I’ve been doing various sorts of online course delivery since the mid-1990s. That’s when Netscape was the only browser. That’s when you had to send your page changes to an IT admin, and wait a couple of days for it to be completed. That was in the HTML1.0 days, before CSS. That was before Youtube, before social media. Heck, it was before Google.
So while I’m glad to see all the first timers get excited about successfully uploading content or making a video of themselves, the excitement seems weird to those of us who’ve been doing it for 25 years. I remember people viewing online delivery with suspicion, assuming that it was an either/or thing, that you either believed in real human contact in a classroom or you had sold your soul and just wanted bells and whistles without any real engagement. We’ve known for a long time that that either/or is crap.
Now, here we all are together, delivering content remotely, discovering what the medium and the platforms do well and what they don’t do well. Maybe we can start having a real conversation about the place of the digital in education, now that everyone has been forced to understand at least some of what it means and what it takes.
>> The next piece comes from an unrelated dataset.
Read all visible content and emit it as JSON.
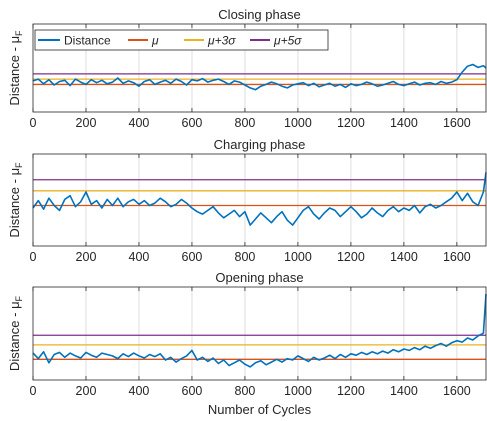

I don’t think this is going to herald a great new day for online course delivery systems. I think instead we’re going to have people finally forced to understand that it’s really great for some things, and really terrible for others. Maybe there will be some new innovation. And maybe those of us who have done this for a quarter century will be looked at less as those who commodified education and more as people who have been trying all along to wrestle with the hard problem of how to achieve a real educational experience with a wider range of tools.